EVALUATING PARTNERSHIP TAX RETURNS

We use the same form provided by Fannie Mae to determine your share of the partnership’s adjusted business income that will be available for qualifying for the mortgage (if you are able to provide evidence that you have access to the funds). Both general and limited partnerships use the U.S. Partnership Return of Income (IRS From 1065) and the Partner’s Share of Income, Credits, Deductions, etc. (Schedule K-1) for filing federal income tax returns for the partnership.  The partner’s share of income is carried over to Schedule E of his or her U.S. Income Tax Return (IRS Form 1040).  Your proportionate share of depreciation and depletion can be added back to your income since they are non-cash expenses.  However, they must first be reduced by your proportionate share of the partnership’s total obligations that are payable in less than one year.  (This will help us determine whether the business will be able to meet its short-term obligations.)

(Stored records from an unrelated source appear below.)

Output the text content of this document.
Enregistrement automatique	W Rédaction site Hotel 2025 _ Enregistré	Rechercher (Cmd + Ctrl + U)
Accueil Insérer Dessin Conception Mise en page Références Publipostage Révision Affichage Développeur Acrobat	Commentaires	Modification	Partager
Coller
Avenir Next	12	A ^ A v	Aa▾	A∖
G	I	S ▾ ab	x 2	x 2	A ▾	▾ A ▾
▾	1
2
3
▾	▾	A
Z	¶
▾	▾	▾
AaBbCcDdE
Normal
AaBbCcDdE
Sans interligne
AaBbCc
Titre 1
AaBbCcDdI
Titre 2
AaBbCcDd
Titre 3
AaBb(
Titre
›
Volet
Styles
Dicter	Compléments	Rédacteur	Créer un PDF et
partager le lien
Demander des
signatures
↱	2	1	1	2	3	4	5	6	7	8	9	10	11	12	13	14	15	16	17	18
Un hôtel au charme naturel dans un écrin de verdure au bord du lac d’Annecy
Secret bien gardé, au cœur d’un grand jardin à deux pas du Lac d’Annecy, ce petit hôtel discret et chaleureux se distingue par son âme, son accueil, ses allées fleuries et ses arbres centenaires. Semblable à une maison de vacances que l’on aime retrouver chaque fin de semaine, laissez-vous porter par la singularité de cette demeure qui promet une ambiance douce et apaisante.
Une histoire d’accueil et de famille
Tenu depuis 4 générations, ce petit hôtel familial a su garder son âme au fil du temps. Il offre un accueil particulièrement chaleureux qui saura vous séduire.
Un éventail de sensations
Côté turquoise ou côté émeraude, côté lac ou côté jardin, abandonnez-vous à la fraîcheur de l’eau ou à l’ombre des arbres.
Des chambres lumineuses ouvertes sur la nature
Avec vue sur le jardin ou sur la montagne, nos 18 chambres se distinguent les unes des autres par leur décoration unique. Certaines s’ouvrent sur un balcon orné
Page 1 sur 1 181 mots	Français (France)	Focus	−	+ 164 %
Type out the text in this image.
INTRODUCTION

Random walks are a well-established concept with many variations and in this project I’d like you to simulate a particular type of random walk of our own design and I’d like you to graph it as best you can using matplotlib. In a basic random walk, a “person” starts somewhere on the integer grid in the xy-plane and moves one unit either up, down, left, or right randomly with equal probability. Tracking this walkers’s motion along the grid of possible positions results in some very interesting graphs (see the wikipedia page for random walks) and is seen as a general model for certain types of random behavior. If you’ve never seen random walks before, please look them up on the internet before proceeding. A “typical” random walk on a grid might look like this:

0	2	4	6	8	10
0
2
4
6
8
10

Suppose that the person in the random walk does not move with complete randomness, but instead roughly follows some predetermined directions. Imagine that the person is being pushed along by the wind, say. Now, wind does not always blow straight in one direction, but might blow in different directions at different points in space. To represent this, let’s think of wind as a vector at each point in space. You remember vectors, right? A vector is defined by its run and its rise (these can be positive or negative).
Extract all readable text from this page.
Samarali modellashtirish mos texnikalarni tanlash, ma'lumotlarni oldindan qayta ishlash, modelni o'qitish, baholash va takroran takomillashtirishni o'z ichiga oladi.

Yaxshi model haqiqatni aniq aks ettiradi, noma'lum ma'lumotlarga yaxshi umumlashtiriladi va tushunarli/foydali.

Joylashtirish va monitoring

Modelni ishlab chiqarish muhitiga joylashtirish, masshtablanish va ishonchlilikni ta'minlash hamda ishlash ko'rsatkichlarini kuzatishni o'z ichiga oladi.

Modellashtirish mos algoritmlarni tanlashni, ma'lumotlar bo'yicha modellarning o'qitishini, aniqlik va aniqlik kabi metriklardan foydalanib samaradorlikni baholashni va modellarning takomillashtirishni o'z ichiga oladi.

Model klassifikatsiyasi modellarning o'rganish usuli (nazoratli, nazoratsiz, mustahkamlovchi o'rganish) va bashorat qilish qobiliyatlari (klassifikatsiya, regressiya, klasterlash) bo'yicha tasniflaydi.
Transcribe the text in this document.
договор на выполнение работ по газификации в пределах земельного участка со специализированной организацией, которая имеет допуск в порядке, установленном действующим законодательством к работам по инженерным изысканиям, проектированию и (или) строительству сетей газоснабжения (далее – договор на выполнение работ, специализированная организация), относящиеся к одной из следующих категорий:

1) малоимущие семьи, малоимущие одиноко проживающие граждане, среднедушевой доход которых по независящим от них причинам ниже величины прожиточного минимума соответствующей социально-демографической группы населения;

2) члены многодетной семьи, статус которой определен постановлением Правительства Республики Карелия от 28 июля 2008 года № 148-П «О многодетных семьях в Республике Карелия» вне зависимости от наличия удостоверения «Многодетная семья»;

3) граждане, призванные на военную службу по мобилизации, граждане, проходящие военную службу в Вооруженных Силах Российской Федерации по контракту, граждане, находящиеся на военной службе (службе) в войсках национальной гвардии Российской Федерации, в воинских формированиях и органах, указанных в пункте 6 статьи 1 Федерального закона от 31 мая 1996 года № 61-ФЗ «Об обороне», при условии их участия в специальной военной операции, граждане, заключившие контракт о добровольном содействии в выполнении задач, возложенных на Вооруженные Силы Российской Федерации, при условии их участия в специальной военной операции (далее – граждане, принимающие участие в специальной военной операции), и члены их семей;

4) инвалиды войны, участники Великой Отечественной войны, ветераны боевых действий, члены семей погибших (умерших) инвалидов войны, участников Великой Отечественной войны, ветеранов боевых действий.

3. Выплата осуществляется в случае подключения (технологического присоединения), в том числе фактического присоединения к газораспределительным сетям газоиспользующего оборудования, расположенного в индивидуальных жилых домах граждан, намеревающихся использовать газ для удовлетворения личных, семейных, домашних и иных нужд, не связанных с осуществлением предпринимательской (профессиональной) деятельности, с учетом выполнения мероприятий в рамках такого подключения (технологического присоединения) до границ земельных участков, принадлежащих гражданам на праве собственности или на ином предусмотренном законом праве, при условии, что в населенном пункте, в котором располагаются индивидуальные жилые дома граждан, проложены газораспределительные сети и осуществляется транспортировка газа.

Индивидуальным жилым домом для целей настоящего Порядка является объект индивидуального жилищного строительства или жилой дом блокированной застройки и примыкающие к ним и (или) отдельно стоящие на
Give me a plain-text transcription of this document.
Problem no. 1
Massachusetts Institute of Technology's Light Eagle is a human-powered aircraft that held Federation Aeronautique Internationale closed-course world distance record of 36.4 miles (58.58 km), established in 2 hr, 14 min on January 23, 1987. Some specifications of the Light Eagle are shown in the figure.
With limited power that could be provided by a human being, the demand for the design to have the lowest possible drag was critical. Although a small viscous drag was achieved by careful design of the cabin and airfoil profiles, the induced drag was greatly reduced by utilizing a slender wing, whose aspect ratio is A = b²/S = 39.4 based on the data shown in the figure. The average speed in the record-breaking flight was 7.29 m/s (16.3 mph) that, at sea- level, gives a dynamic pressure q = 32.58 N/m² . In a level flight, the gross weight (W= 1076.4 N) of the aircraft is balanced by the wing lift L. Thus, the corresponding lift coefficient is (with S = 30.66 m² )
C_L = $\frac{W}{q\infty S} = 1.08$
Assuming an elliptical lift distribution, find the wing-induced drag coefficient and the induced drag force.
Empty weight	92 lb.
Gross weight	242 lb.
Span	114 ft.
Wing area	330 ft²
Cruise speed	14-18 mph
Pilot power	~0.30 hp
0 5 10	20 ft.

EVALUATING PROFIT AND LOSS STATEMENTS:

Year-to-date income from a business can be used to qualify for a mortgage only if the income is in line with the previous year’s earnings for the business (or if audited financial statements are provided).  We will analyze the P & L to determine the portion of your business’ year-to-date income that can be used in qualifying you for a mortgage.  A typical Profit and Loss Statement has a format similar to Schedule C of the U.S. Income Tax Return (IRS From 1040).  Any salaries or draws received by you, as well as the allowable addbacks indicated in the “adjustment to income” section, may be added to the net profit.  However, only your proportionate share of these items can be considered in determining the amount that can be used to qualify you for the mortgage.